By the time the City University of New York acquired the campus in 1973, the Gould Memorial Library was empty and neglected.  On upper floors, which were essentially derelict, the plaster and paint was falling away from walls.  In 2007 Carolyn Williams, then Bronx Community College President, lamented that “we have beautiful facades, great looking buildings, but once you walk inside you will see that they are truly neglected and in need of a great deal of repair—not just renovation, costly restoration.”

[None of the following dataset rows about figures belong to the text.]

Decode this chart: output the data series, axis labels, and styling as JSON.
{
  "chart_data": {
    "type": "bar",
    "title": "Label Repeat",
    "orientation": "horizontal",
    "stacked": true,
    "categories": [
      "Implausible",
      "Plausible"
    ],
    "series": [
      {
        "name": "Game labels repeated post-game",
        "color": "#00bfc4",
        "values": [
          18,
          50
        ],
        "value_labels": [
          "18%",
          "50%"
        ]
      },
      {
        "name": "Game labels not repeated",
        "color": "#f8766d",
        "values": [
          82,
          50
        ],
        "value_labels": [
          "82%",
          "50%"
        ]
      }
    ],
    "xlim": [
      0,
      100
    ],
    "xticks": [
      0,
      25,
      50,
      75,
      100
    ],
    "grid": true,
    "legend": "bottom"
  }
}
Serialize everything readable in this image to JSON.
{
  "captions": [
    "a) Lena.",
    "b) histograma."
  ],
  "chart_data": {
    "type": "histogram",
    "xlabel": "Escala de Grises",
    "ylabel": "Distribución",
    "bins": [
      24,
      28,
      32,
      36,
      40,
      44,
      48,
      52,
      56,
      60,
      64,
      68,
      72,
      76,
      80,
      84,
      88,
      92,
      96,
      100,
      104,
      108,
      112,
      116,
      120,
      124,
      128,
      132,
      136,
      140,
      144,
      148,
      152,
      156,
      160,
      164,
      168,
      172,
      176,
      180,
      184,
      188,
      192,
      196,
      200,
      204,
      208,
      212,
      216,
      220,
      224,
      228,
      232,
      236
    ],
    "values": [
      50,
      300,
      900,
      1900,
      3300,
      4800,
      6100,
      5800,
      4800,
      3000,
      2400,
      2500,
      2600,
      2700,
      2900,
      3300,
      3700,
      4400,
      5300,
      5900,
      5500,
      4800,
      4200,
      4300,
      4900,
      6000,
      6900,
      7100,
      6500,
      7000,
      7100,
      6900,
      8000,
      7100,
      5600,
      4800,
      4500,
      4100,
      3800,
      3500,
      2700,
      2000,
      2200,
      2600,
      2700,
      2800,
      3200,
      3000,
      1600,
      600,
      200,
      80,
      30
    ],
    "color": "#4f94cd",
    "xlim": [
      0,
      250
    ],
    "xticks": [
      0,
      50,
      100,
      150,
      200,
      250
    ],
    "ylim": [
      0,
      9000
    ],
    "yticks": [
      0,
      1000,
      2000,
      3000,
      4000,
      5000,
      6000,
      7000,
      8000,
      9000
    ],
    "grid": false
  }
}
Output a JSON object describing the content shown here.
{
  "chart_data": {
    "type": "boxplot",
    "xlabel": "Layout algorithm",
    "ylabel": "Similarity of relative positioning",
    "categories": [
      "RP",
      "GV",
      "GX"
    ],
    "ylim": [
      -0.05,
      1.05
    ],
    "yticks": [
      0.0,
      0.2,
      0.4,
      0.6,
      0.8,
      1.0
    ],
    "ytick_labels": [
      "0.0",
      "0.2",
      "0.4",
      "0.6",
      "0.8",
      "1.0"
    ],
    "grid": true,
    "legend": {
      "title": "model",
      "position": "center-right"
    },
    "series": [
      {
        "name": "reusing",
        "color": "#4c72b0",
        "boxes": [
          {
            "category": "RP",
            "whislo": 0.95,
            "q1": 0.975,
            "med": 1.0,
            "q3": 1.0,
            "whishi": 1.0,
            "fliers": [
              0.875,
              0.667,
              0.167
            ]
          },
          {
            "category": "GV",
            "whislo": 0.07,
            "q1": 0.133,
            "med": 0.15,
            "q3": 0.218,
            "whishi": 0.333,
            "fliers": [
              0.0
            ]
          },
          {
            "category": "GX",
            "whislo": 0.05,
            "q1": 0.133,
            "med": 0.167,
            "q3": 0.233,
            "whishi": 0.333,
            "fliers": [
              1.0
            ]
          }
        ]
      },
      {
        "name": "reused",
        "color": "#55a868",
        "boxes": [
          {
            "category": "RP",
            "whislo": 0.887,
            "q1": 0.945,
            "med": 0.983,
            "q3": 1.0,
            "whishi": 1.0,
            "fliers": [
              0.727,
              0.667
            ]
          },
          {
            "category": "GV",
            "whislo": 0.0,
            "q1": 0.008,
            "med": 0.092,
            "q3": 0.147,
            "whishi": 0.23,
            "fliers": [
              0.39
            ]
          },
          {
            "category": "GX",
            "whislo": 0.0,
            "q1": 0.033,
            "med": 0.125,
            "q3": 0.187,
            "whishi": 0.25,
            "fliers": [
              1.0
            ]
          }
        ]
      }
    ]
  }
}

In 1996 the Bronx Borough President’s office and the City Council provided $1.4 million for the restoration of the roof and the basement auditorium.  A grant from the Getty Trust in 2004 provided a restoration plan and partial funding, however it severely fell short of the total restoration cost estimated at $50 million.

FaçadeMD headed up a team of conservationists to analyze, restore and repair the windows and ceiling. The intricate, swirling coffered dome and roofs were restored as were the plaster statues ringing the reading room and the Tiffany windows, some of which feature 3-dimensional design.

One of the many Tiffany windows now restored
The Gould Memorial Library--the building some regard as Stanford White's masterpiece--is coming back to life.  The restored auditorium is now a functioning lecture hall and several administrative offices are on the upper floors.

Preservation architect Lisa Easton remarked that “The Gould Memorial Library is one of the most beautiful, pure Renaissance-influenced pieces of architecture and clearly illustrates the ideas of campus planning and the influence of educational planning and architecture at the time.”

Helen Miller Gould’s secret 1895 gift is beginning to gleam again.